Nel frattempo, se è necessario, versate su tutte le manopole (lavandino, bidè, doccia, vasca da bagno) e nelle parti circostanti dell’anticalcare e lasciatelo agire per qualche minuto; viceversa, se le manopole e i vari pomelli sono di acciaio, ricopriteli con il detersivo specifico che pulisce e rende lucido l’acciaio. Se avete, poi, delle manopole di ottone (anche alla porta, ad esempio), potrete utilizzare (oltre che il detersivo specifico) anche dello yogurt bianco magro scaduto, che è ideale per pulire l’ottone.

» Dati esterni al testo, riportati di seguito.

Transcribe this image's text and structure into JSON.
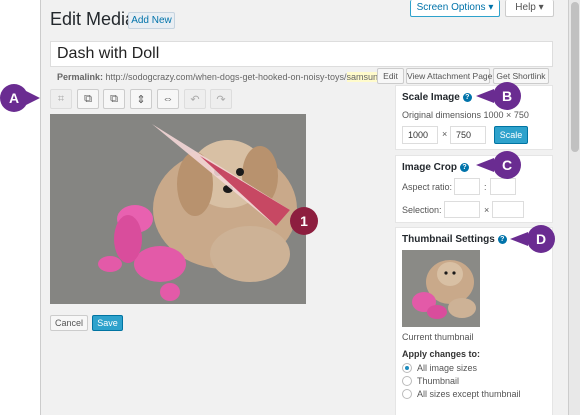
{
  "header": {
    "title": "Edit Media",
    "add_new_label": "Add New",
    "screen_options_label": "Screen Options",
    "help_label": "Help"
  },
  "title_field": {
    "value": "Dash with Doll"
  },
  "permalink": {
    "label": "Permalink:",
    "url_prefix": "http://sodogcrazy.com/when-dogs-get-hooked-on-noisy-toys/",
    "url_highlight": "samsung",
    "url_suffix": "/",
    "edit_label": "Edit",
    "view_attachment_label": "View Attachment Page",
    "shortlink_label": "Get Shortlink"
  },
  "toolbar": {
    "crop_icon": "crop-icon",
    "rotate_left_icon": "rotate-left-icon",
    "rotate_right_icon": "rotate-right-icon",
    "flip_vertical_icon": "flip-vertical-icon",
    "flip_horizontal_icon": "flip-horizontal-icon",
    "undo_icon": "undo-icon",
    "redo_icon": "redo-icon"
  },
  "actions": {
    "cancel_label": "Cancel",
    "save_label": "Save"
  },
  "scale_image": {
    "title": "Scale Image",
    "original_dimensions": "Original dimensions 1000 × 750",
    "width_value": "1000",
    "times": "×",
    "height_value": "750",
    "button_label": "Scale"
  },
  "image_crop": {
    "title": "Image Crop",
    "aspect_ratio_label": "Aspect ratio:",
    "colon": ":",
    "selection_label": "Selection:",
    "times": "×"
  },
  "thumbnail_settings": {
    "title": "Thumbnail Settings",
    "current_label": "Current thumbnail",
    "apply_label": "Apply changes to:",
    "options": [
      "All image sizes",
      "Thumbnail",
      "All sizes except thumbnail"
    ],
    "selected_option": "All image sizes"
  },
  "callouts": {
    "a": "A",
    "b": "B",
    "c": "C",
    "d": "D",
    "one": "1"
  },
  "colors": {
    "accent": "#2ea2cc",
    "link": "#0073aa",
    "callout_red": "#8d1e3f",
    "callout_purple": "#6a2c91"
  }
}
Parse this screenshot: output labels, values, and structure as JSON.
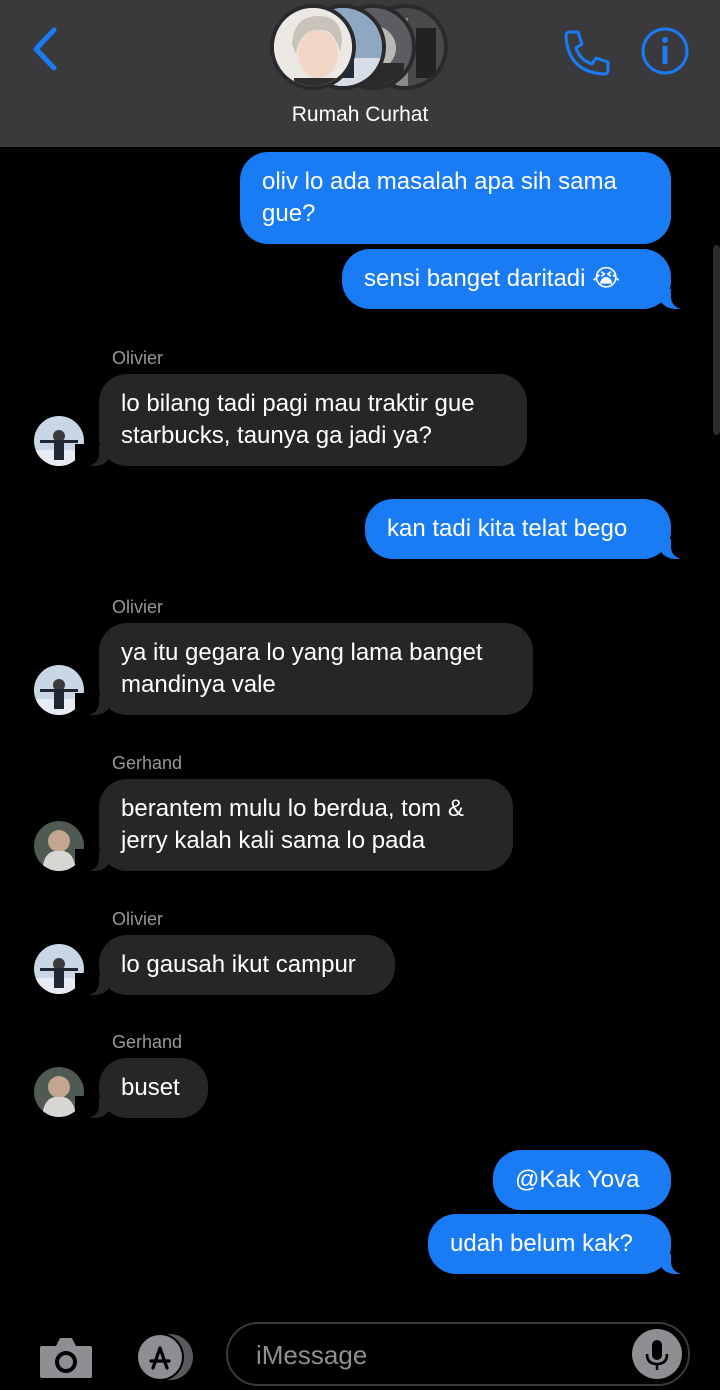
{
  "header": {
    "group_name": "Rumah Curhat"
  },
  "colors": {
    "accent": "#1a7cf5",
    "incoming_bubble": "#262628",
    "header_bg": "#3a3a3c",
    "sender_label": "#98989d"
  },
  "icons": {
    "back": "chevron-left-icon",
    "call": "phone-icon",
    "info": "info-icon",
    "camera": "camera-icon",
    "apps": "app-store-icon",
    "mic": "microphone-icon"
  },
  "messages": [
    {
      "direction": "outgoing",
      "lines": [
        "oliv lo ada masalah apa sih sama",
        "gue?"
      ]
    },
    {
      "direction": "outgoing",
      "lines": [
        "sensi banget daritadi 😭"
      ]
    },
    {
      "direction": "incoming",
      "sender": "Olivier",
      "lines": [
        "lo bilang tadi pagi mau traktir gue",
        "starbucks, taunya ga jadi ya?"
      ]
    },
    {
      "direction": "outgoing",
      "lines": [
        "kan tadi kita telat bego"
      ]
    },
    {
      "direction": "incoming",
      "sender": "Olivier",
      "lines": [
        "ya itu gegara lo yang lama banget",
        "mandinya vale"
      ]
    },
    {
      "direction": "incoming",
      "sender": "Gerhand",
      "lines": [
        "berantem mulu lo berdua, tom &",
        "jerry kalah kali sama lo pada"
      ]
    },
    {
      "direction": "incoming",
      "sender": "Olivier",
      "lines": [
        "lo gausah ikut campur"
      ]
    },
    {
      "direction": "incoming",
      "sender": "Gerhand",
      "lines": [
        "buset"
      ]
    },
    {
      "direction": "outgoing",
      "lines": [
        "@Kak Yova"
      ]
    },
    {
      "direction": "outgoing",
      "lines": [
        "udah belum kak?"
      ]
    }
  ],
  "composer": {
    "placeholder": "iMessage",
    "value": ""
  }
}
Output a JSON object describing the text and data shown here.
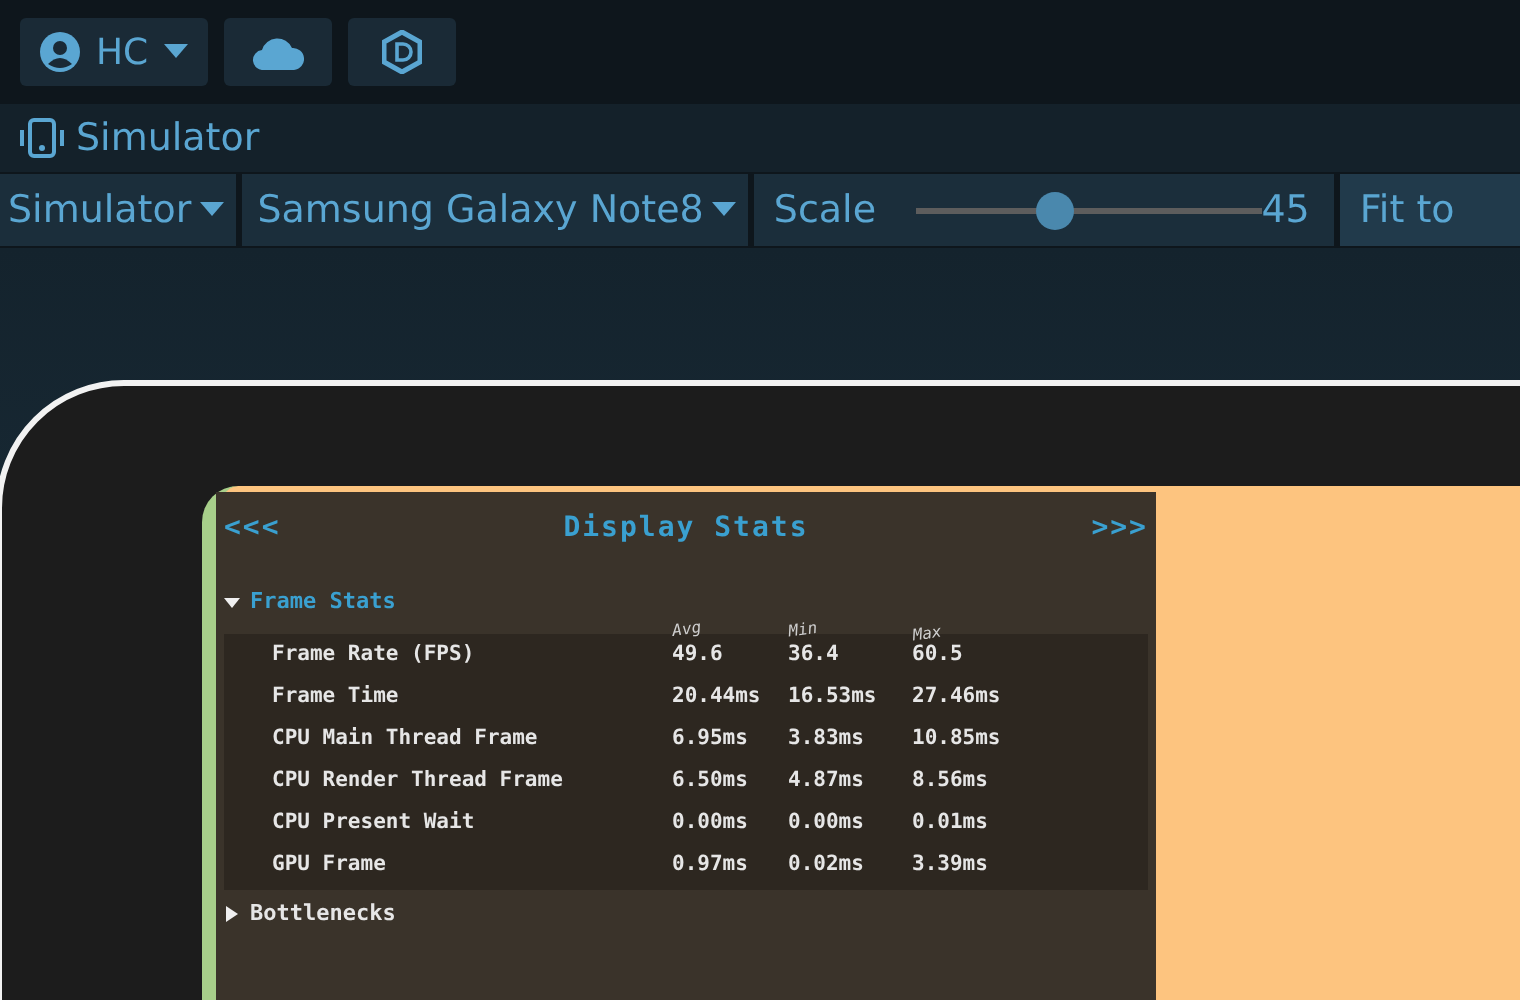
{
  "account": {
    "initials": "HC"
  },
  "panel": {
    "title": "Simulator"
  },
  "toolbar": {
    "mode": "Simulator",
    "device": "Samsung Galaxy Note8",
    "scale_label": "Scale",
    "scale": {
      "level": 0.4
    },
    "scale_value": "45",
    "fit_button": "Fit to"
  },
  "stats": {
    "prev": "<<<",
    "title": "Display Stats",
    "next": ">>>",
    "section": {
      "label": "Frame Stats",
      "expanded": true
    },
    "columns": [
      "Avg",
      "Min",
      "Max"
    ],
    "rows": [
      {
        "name": "Frame Rate (FPS)",
        "avg": "49.6",
        "min": "36.4",
        "max": "60.5"
      },
      {
        "name": "Frame Time",
        "avg": "20.44ms",
        "min": "16.53ms",
        "max": "27.46ms"
      },
      {
        "name": "CPU Main Thread Frame",
        "avg": "6.95ms",
        "min": "3.83ms",
        "max": "10.85ms"
      },
      {
        "name": "CPU Render Thread Frame",
        "avg": "6.50ms",
        "min": "4.87ms",
        "max": "8.56ms"
      },
      {
        "name": "CPU Present Wait",
        "avg": "0.00ms",
        "min": "0.00ms",
        "max": "0.01ms"
      },
      {
        "name": "GPU Frame",
        "avg": "0.97ms",
        "min": "0.02ms",
        "max": "3.39ms"
      }
    ],
    "collapsed_section": {
      "label": "Bottlenecks",
      "expanded": false
    }
  }
}
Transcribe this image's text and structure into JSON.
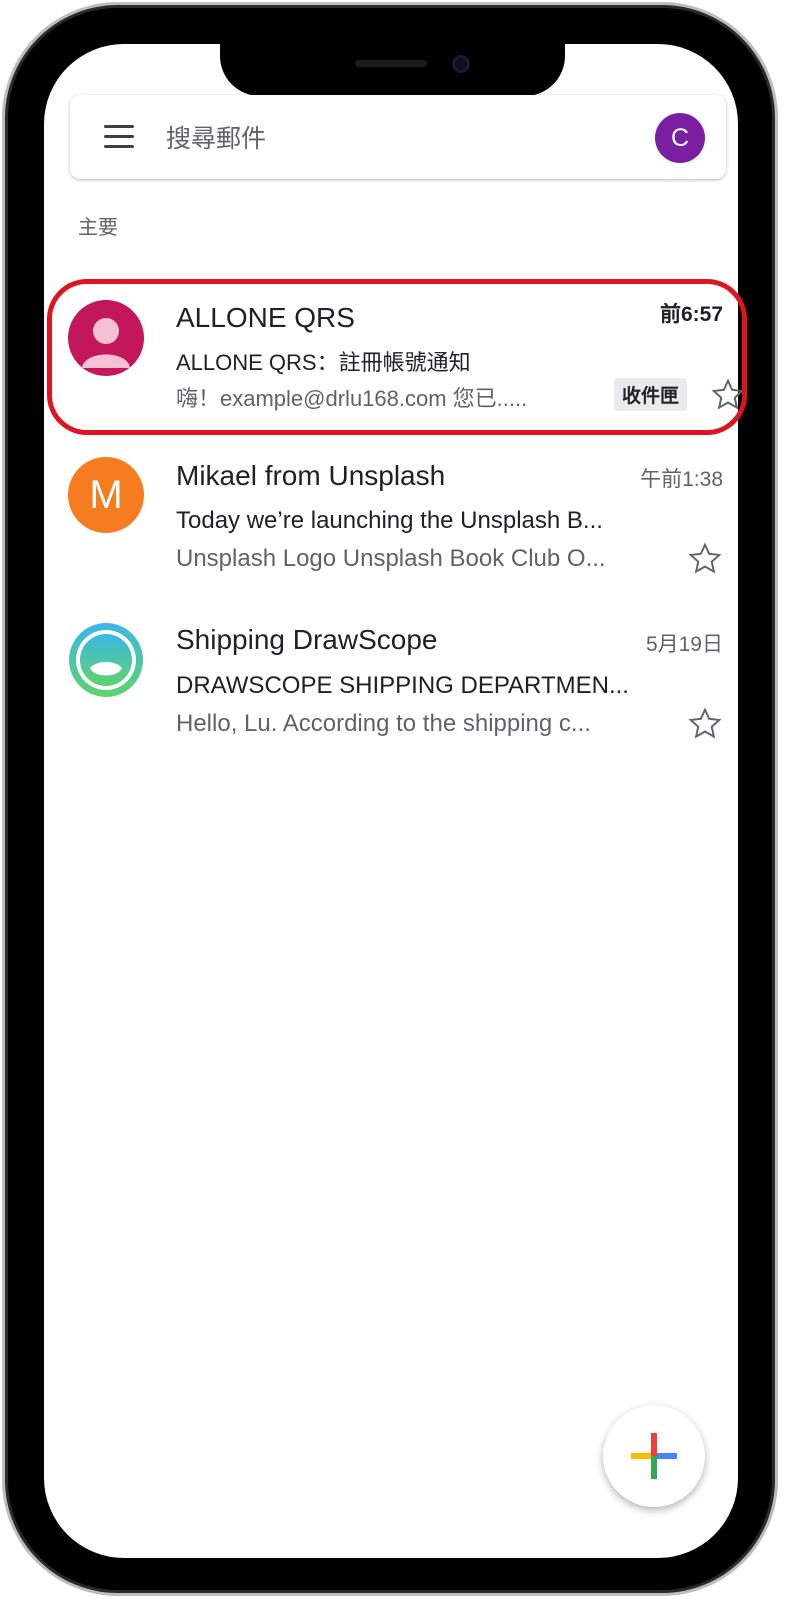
{
  "search": {
    "placeholder": "搜尋郵件",
    "avatar_letter": "C"
  },
  "section": {
    "label": "主要"
  },
  "emails": [
    {
      "sender": "ALLONE QRS",
      "subject": "ALLONE QRS：註冊帳號通知",
      "snippet": "嗨！example@drlu168.com 您已.....",
      "time": "前6:57",
      "label": "收件匣",
      "avatar_color": "#c2185b"
    },
    {
      "sender": "Mikael from Unsplash",
      "subject": "Today we’re launching the Unsplash B...",
      "snippet": "Unsplash Logo Unsplash Book Club O...",
      "time": "午前1:38",
      "avatar_letter": "M",
      "avatar_color": "#f57c1f"
    },
    {
      "sender": "Shipping DrawScope",
      "subject": "DRAWSCOPE SHIPPING DEPARTMEN...",
      "snippet": "Hello, Lu. According to the shipping c...",
      "time": "5月19日",
      "avatar_color": "#3ec97a"
    }
  ],
  "colors": {
    "highlight": "#e0141e",
    "accent_purple": "#7b1fa2"
  },
  "icons": [
    "menu-icon",
    "star-icon",
    "compose-plus-icon"
  ]
}
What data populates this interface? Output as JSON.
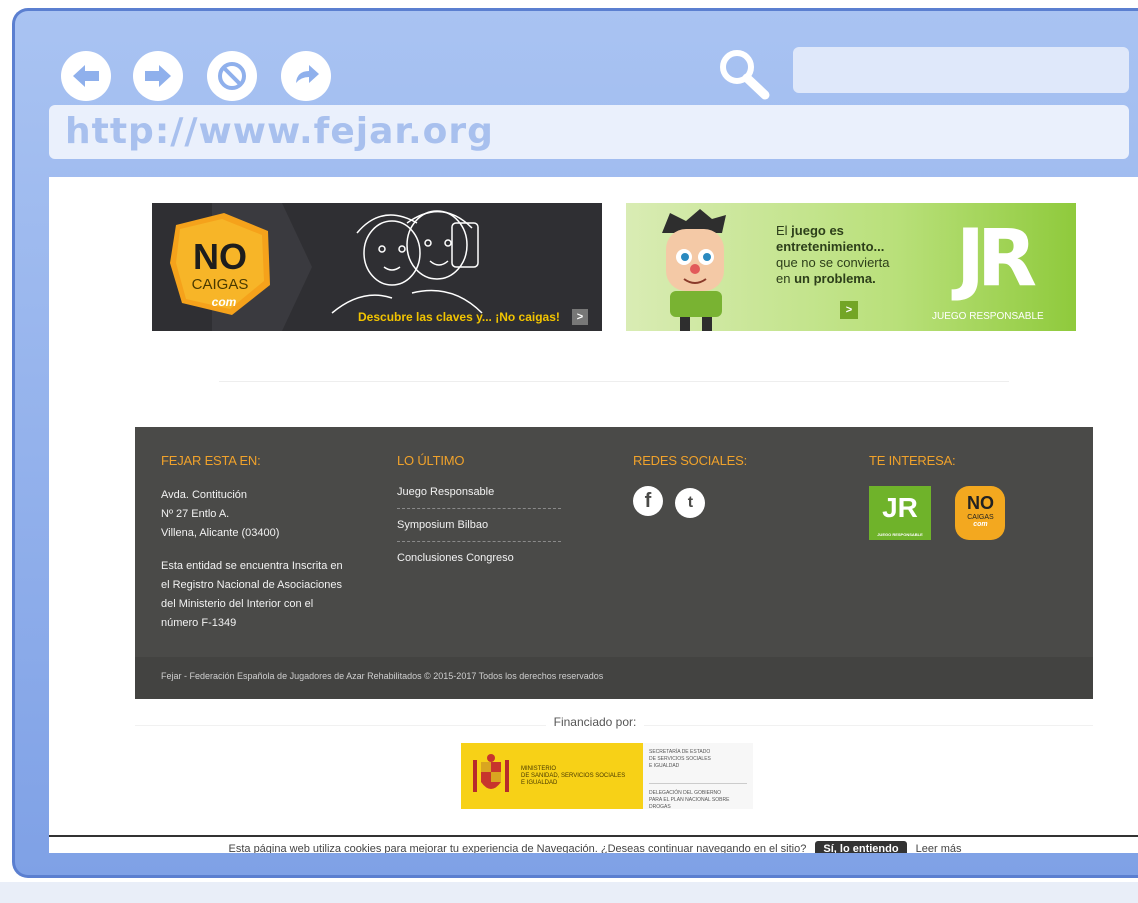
{
  "browser": {
    "url": "http://www.fejar.org",
    "colors": {
      "frame": "#8fb0ec",
      "button": "#ffffff",
      "icon": "#8fb0ec"
    },
    "nav_icons": [
      "back-arrow-icon",
      "forward-arrow-icon",
      "stop-icon",
      "refresh-icon"
    ],
    "search_icon": "magnifier-icon"
  },
  "banners": {
    "nocaigas": {
      "logo_top": "NO",
      "logo_bottom": "CAIGAS",
      "logo_tld": "com",
      "cta": "Descubre las claves y... ¡No caigas!",
      "arrow": ">"
    },
    "juego": {
      "line1": "El ",
      "line1_bold": "juego es",
      "line2": "entretenimiento...",
      "line3": "que no se convierta",
      "line4": "en ",
      "line4_bold": "un problema.",
      "arrow": ">",
      "logo": "JR",
      "logo_caption": "JUEGO RESPONSABLE"
    }
  },
  "footer": {
    "col1": {
      "heading": "FEJAR ESTA EN:",
      "address1": "Avda. Contitución",
      "address2": "Nº 27 Entlo A.",
      "address3": "Villena, Alicante (03400)",
      "note1": "Esta entidad se encuentra Inscrita en",
      "note2": "el Registro Nacional de Asociaciones",
      "note3": "del Ministerio del Interior con el",
      "note4": "número F-1349"
    },
    "col2": {
      "heading": "LO ÚLTIMO",
      "links": [
        "Juego Responsable",
        "Symposium Bilbao",
        "Conclusiones Congreso"
      ]
    },
    "col3": {
      "heading": "REDES SOCIALES:",
      "facebook": "f",
      "twitter": "t"
    },
    "col4": {
      "heading": "TE INTERESA:",
      "jr_logo": "JR",
      "jr_caption": "JUEGO RESPONSABLE",
      "nc_top": "NO",
      "nc_bottom": "CAIGAS",
      "nc_tld": "com"
    },
    "copyright": "Fejar - Federación Española de Jugadores de Azar Rehabilitados © 2015-2017 Todos los derechos reservados"
  },
  "funding": {
    "label": "Financiado por:",
    "ministry1": "MINISTERIO",
    "ministry2": "DE SANIDAD, SERVICIOS SOCIALES",
    "ministry3": "E IGUALDAD",
    "sec1": "SECRETARÍA DE ESTADO",
    "sec2": "DE SERVICIOS SOCIALES",
    "sec3": "E IGUALDAD",
    "del1": "DELEGACIÓN DEL GOBIERNO",
    "del2": "PARA EL PLAN NACIONAL SOBRE DROGAS"
  },
  "cookie_bar": {
    "text": "Esta página web utiliza cookies para mejorar tu experiencia de Navegación. ¿Deseas continuar navegando en el sitio?",
    "accept": "Sí, lo entiendo",
    "more": "Leer más"
  }
}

Mentre i diversi prodotti agiscono lentamente, pulite i vari oggetti presenti sui eventuali mobiletti che avete nel bagno. Se, ad esempio, avete sul mobile shampoo, creme, flaconi di profumi ecc… sarà sufficiente “spolverarli” con una pezza umida e poi tenerli da parte (ad esempio di una sedia portata in bagno all’occorrenza), al fine di avere la possibilità di pulire i mobiletti.

Per i mobili, utilizzate semplicemente dell’acqua o ammoniaca, a meno che on si tratti di mobili in legno, nel quale caso, potreste utilizzare degli ottimi prodotti (a base di aceto) che, miscelati con acqua, vi daranno una soluzione ottima per la pulizia del legno (rendendolo anche lucido e liscio). Dopo averli puliti ed asciugati, rimettete in ordine gli oggetti che su di essi erano appoggiati.

Ormai dovrebbe essere trascorso il tempo necessario a che l’anticalcare o il detersivo per l’acciaio (precedentemente versato sui rubinetti) abbia fatto effetto. Quindi, passatevi la pezza bagnata; successivamente, con il detersivo adatto, pulite anche i sanitari. Asciugate tutto con cura.

Infine, lavate il pavimento con acqua e detersivo, risciacquando un paio di volte. Terminato il lavaggio, potrete asciugare il pavimento con un pezza (anche quella che avete utilizzato per asciugare i sanitari). Un po’ di varichina nel water e qualche spruzzo di deodorante per l’ambiente, rendono il vostro bagno perfetto!